After playing one session of DitV, and seeing each player get Experience at least three times, plus Reflection, plus all the actual Fallout, I was a little shocked. They say D&D advancement is too fast! (Well, I do anyway.)

My players immediately worried about people putting lots of advancement into, say, their gun skill. One of the players started out with 3d8, and could easily see after 3-4 sessions having 6d10. If other players scattered their advances around a bit more, this is a massive advantage.
There is, of course, the argument that this advantage only applies if it escalates to gunplay, and someone who does that same with a social trait has just as big an advantage in situations where the dogs don't actually want to use guns.

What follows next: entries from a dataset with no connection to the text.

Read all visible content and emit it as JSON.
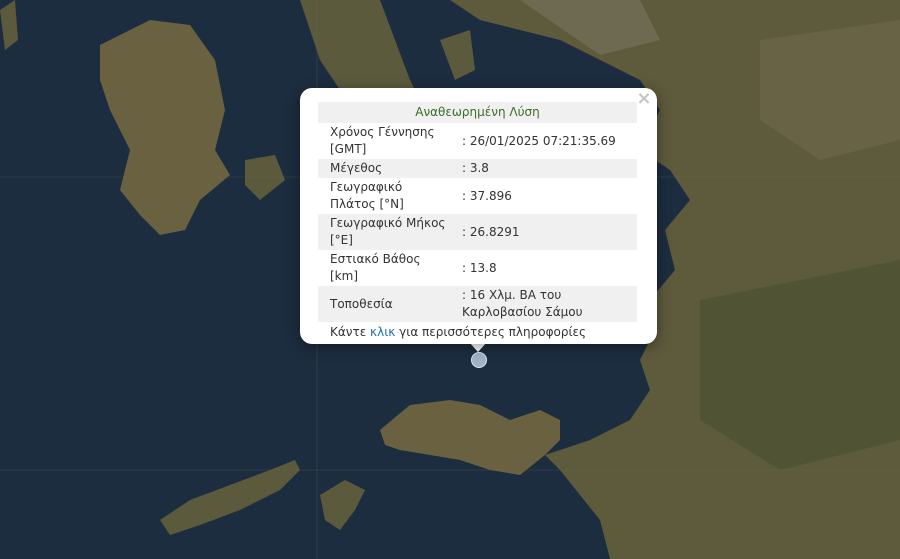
{
  "popup": {
    "title": "Αναθεωρημένη Λύση",
    "close": "×",
    "rows": [
      {
        "label": "Χρόνος Γέννησης [GMT]",
        "value": ": 26/01/2025 07:21:35.69"
      },
      {
        "label": "Μέγεθος",
        "value": ": 3.8"
      },
      {
        "label": "Γεωγραφικό Πλάτος [°N]",
        "value": ": 37.896"
      },
      {
        "label": "Γεωγραφικό Μήκος [°E]",
        "value": ": 26.8291"
      },
      {
        "label": "Εστιακό Βάθος [km]",
        "value": ": 13.8"
      },
      {
        "label": "Τοποθεσία",
        "value": ": 16 Χλμ. ΒΑ του Καρλοβασίου Σάμου"
      }
    ],
    "footer_pre": "Κάντε",
    "footer_link": "κλικ",
    "footer_post": "για περισσότερες πληροφορίες"
  },
  "colors": {
    "sea": "#1c2d3f",
    "land": "#5e5a3c",
    "title_green": "#3b6b2a",
    "link_blue": "#1f6fb5"
  },
  "icons": {
    "epicenter_marker": "epicenter-marker-icon",
    "close": "close-icon"
  }
}
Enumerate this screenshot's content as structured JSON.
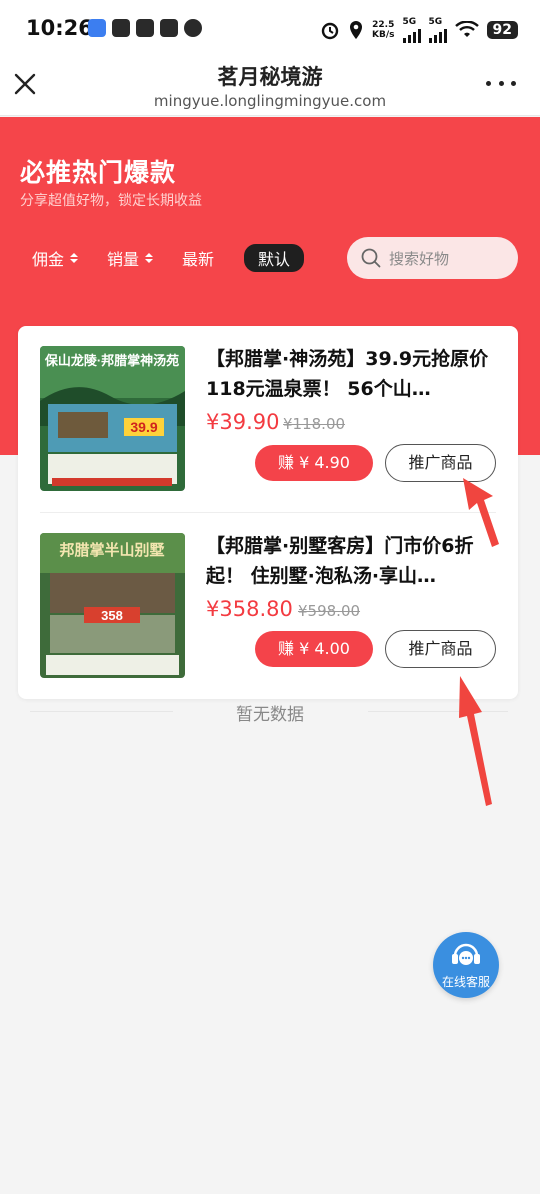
{
  "status_bar": {
    "time": "10:26",
    "speed_value": "22.5",
    "speed_unit": "KB/s",
    "net1": "5G",
    "net2": "5G",
    "battery": "92"
  },
  "nav": {
    "title": "茗月秘境游",
    "url": "mingyue.longlingmingyue.com"
  },
  "banner": {
    "title": "必推热门爆款",
    "subtitle": "分享超值好物，锁定长期收益"
  },
  "filters": [
    {
      "label": "佣金",
      "sortable": true
    },
    {
      "label": "销量",
      "sortable": true
    },
    {
      "label": "最新",
      "sortable": false
    },
    {
      "label": "默认",
      "active": true
    }
  ],
  "search": {
    "placeholder": "搜索好物"
  },
  "products": [
    {
      "title": "【邦腊掌·神汤苑】39.9元抢原价118元温泉票！ 56个山…",
      "price": "¥39.90",
      "original_price": "¥118.00",
      "earn_label": "赚 ¥ 4.90",
      "promote_label": "推广商品",
      "thumb_heading": "保山龙陵·邦腊掌神汤苑",
      "thumb_price": "39.9"
    },
    {
      "title": "【邦腊掌·别墅客房】门市价6折起！ 住别墅·泡私汤·享山…",
      "price": "¥358.80",
      "original_price": "¥598.00",
      "earn_label": "赚 ¥ 4.00",
      "promote_label": "推广商品",
      "thumb_heading": "邦腊掌半山别墅",
      "thumb_price": "358"
    }
  ],
  "empty_text": "暂无数据",
  "customer_service": {
    "label": "在线客服"
  },
  "colors": {
    "brand_red": "#f5454a",
    "price_red": "#f33b41",
    "service_blue": "#3a8fe0"
  }
}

But I had a different concern (two actually):
First, the NPC creation system is nifty. But the balance between NPCs and PCs will be completely different after just a few sessions. Games I like I inevitably end up running for campaigns which last 12+ sessions, and more often 50+ sessions. I dread to think what Dogs will look like after 50 sessions.

Second, imagine how tedious a conflict would become if on each of their first half-dozen raised and sees, each player and their opponents were throwing an extra 4-8 dice into their pool...

I don't mind the fallout 'experience' - since that naturally gives flavourful ratings around the d4 or d6 level. It's the ability of experience to give mega-d10 ratings, and to turn a d4 trait into a 3d10 trait in just a few sessions.

Does anyone else share this concern? Does everyone else play long-term games of DitV - and if so, could you post a couple of sample PCs from your game?

lumpley

The short answers continue:

Embrace those big gunfighting dice. Every die in gunfighting is a die you love. That's a character who winds up making life or death decisions every single time, and that's what the game's for.

Learn and love the group NPC, sorcerer and possession rules.

You'll make it to 12+ sessions easy. 50? Probably.

-Vincent

lumpley

Oh hey, do you see that your concern about experience and your concern about lethality are the same concern? The game balances risk and gain against one another. It's your job as GM to make sure your conflicts' stakes aren't out of scale with risk and gain. In practical terms, that means: you want small conflicts with lots of follow-up potential, not one big conflict to resolve the whole mess.

-Vincent

Darren Hill

Quote from: lumpleyOh hey, do you see that your concern about experience and your concern about lethality are the same concern?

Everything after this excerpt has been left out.